The winners are Virginia English, a teacher at Lutsel K'e Dene School; Chuck Lirette, a teacher at Diamond Jenness Secondary School in Hay River; regional literacy consultant Janice Fehr; and the Hay River Interagency group.
The awards were presented in Hay River on Aug. 25 at an annual in-service meeting of South Slave educators.
English has been a member of the staff at Lutsel K'e Dene School for eight years and usually teaches Kindergarten to Grade 2.
Among other things, she was praised for encouraging students to read early, take on leadership roles, and take responsibility for their own behaviour and learning.
"It's great to get the award. I wasn't expecting it," English said. "I'm thrilled."
Education is all about teamwork and everyone working together in the interest of students, she said. "And I love what I do."
Lirette, a former principal of Princess Alexandra School, teaches science and math at Diamond Jenness.
The teacher was praised for presenting lessons that captivate, engage and inform students, and for the meticulous research that goes into preparing his lessons.
Lirette said he was very honoured to receive the award and a little bit humbled because there are so many outstanding educators at Diamond Jenness and across the South Slave.

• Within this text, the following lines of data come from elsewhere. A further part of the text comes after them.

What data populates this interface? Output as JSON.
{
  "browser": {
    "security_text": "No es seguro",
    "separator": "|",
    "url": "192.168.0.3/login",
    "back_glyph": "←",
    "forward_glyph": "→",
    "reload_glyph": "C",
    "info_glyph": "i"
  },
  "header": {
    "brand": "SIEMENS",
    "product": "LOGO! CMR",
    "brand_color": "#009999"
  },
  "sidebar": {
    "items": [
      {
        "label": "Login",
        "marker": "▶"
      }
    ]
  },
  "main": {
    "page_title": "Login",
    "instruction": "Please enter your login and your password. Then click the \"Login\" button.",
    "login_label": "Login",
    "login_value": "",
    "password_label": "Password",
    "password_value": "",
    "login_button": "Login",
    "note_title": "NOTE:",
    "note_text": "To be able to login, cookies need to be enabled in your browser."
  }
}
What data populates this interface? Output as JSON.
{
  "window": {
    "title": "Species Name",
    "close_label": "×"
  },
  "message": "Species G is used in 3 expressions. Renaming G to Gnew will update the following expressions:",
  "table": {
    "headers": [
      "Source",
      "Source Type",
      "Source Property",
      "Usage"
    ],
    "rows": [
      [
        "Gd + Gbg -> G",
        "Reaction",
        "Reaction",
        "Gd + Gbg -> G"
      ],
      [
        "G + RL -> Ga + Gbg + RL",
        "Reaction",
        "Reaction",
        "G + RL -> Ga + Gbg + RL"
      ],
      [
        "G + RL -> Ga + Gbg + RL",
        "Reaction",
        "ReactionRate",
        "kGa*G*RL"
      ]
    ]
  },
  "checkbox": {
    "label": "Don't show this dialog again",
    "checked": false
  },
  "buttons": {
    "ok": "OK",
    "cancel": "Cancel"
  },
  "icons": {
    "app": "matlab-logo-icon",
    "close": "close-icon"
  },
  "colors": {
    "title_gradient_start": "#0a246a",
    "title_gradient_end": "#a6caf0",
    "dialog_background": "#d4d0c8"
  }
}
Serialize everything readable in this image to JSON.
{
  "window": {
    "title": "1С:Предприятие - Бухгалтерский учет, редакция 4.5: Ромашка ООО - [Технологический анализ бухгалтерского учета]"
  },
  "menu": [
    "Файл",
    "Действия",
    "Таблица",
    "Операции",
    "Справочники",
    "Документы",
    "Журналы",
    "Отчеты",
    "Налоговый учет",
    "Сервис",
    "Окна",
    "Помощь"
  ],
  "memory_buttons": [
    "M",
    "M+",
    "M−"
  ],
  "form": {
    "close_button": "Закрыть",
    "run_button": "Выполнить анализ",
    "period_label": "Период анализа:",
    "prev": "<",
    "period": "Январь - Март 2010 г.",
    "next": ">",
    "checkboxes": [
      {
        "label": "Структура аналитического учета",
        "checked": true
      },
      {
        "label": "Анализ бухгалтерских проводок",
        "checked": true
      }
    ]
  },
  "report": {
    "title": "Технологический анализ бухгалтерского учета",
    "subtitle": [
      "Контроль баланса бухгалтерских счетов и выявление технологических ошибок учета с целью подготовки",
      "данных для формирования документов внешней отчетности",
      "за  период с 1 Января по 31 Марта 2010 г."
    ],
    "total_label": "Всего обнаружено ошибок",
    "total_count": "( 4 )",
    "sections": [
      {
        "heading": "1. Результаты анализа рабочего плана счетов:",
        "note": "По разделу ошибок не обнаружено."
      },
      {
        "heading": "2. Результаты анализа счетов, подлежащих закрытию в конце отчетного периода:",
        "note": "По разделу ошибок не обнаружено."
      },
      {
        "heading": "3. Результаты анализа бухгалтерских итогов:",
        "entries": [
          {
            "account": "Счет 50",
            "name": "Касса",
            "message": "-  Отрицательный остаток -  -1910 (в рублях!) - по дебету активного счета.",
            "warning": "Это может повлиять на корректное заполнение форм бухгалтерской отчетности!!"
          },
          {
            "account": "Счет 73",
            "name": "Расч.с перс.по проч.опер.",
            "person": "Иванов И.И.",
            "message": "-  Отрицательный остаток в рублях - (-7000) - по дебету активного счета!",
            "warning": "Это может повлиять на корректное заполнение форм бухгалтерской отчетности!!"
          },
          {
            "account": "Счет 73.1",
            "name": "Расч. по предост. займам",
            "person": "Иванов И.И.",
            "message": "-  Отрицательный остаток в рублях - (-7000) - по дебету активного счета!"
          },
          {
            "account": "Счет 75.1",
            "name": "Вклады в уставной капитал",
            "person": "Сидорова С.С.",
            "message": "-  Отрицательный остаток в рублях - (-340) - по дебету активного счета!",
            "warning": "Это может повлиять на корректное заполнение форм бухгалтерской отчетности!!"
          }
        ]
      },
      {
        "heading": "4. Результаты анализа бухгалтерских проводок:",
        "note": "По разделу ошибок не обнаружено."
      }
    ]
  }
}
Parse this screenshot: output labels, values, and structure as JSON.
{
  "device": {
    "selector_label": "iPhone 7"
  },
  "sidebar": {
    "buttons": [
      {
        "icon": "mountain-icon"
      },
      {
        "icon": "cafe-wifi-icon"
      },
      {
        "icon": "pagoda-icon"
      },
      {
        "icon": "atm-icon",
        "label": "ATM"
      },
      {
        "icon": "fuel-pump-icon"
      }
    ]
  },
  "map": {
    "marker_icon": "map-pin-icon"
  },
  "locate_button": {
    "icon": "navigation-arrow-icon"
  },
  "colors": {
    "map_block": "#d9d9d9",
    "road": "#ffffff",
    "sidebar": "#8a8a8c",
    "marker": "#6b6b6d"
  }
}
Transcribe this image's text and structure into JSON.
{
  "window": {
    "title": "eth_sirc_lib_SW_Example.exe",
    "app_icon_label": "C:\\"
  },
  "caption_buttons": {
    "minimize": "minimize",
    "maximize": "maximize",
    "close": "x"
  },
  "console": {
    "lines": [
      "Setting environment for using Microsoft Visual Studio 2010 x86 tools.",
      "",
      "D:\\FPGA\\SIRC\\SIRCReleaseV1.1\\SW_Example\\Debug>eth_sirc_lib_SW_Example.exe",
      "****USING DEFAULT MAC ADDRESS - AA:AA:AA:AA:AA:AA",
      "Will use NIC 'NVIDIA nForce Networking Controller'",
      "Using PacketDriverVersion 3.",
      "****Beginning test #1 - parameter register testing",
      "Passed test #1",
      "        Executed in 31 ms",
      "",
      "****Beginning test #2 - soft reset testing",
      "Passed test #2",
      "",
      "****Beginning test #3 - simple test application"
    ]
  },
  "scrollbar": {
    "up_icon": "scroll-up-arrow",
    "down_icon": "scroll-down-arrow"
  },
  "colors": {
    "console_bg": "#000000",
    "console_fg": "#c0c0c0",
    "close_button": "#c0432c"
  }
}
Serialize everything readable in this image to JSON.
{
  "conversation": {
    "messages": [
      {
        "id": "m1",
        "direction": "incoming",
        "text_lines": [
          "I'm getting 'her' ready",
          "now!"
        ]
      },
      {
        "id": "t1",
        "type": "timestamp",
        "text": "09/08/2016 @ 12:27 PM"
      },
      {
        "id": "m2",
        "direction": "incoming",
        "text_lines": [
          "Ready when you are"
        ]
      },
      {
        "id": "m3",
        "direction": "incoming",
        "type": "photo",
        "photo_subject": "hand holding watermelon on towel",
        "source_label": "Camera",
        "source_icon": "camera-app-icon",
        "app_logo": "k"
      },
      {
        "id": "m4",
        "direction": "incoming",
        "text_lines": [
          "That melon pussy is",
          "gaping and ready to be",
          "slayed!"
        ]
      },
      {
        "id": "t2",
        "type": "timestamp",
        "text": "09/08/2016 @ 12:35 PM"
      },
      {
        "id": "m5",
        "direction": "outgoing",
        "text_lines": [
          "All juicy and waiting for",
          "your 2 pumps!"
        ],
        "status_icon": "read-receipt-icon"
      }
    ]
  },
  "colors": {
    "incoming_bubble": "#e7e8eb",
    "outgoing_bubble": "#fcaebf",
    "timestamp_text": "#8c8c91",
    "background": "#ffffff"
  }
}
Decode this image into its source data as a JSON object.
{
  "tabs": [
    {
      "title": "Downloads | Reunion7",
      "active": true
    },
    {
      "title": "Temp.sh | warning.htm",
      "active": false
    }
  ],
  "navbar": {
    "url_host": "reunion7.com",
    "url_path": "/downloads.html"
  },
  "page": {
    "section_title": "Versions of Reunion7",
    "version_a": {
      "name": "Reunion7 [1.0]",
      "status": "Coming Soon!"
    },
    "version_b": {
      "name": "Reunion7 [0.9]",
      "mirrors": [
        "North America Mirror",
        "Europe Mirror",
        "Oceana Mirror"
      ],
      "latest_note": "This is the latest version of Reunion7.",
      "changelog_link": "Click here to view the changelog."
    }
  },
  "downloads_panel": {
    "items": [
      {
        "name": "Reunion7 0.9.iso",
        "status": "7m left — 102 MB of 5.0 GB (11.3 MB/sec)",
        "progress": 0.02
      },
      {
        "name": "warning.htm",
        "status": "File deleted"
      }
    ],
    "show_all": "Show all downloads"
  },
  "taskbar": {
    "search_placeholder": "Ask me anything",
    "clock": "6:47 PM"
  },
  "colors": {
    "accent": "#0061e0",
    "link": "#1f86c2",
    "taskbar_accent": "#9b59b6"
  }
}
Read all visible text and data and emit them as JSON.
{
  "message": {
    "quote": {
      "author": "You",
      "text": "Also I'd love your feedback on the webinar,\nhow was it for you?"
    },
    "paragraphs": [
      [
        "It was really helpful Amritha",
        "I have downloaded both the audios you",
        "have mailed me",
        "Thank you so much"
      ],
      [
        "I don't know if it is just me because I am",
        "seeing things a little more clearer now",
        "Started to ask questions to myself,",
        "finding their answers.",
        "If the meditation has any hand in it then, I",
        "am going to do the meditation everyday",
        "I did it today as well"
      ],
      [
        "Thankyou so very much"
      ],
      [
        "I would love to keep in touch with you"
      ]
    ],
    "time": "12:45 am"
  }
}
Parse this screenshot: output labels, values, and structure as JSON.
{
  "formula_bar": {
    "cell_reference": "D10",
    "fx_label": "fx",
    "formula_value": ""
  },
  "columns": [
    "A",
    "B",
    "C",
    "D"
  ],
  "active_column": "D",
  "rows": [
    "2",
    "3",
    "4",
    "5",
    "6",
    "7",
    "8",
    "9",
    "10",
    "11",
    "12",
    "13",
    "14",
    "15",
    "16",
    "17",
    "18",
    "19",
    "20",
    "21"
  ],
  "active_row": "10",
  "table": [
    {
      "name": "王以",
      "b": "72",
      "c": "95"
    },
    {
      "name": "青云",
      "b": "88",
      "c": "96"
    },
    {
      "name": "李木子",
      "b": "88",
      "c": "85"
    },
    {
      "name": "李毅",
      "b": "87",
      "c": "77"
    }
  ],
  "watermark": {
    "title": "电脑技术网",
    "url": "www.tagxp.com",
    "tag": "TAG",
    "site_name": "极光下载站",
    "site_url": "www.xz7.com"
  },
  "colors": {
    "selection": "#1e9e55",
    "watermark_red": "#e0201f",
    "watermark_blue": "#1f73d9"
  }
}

"So it's tough to be just recognized as an individual when there are so many educators that work so hard and put in countless hours for their students in their classrooms," he said.
Fehr was recognized for, among other things, playing a major role in creating and implementing the successful Leadership for Literacy initiative.
She said she feels humbled by the award because there are a lot of teachers in the South Slave who are well-deserving.
"I think every teacher here works hard and diligently," she said. "We're all winners."
The Hay River Interagency group, which is made up of more than 30 organizations, was recognized for its work to combat drug and alcohol abuse.
"It's just a great honour for our group to be recognized for all the hard work," said Jill Taylor, an inclusive schooling co-ordinator in Hay River with the SSDEC and a driving force in the Hay River Interagency group. "It's a very dedicated group, so it was very nice to be recognized."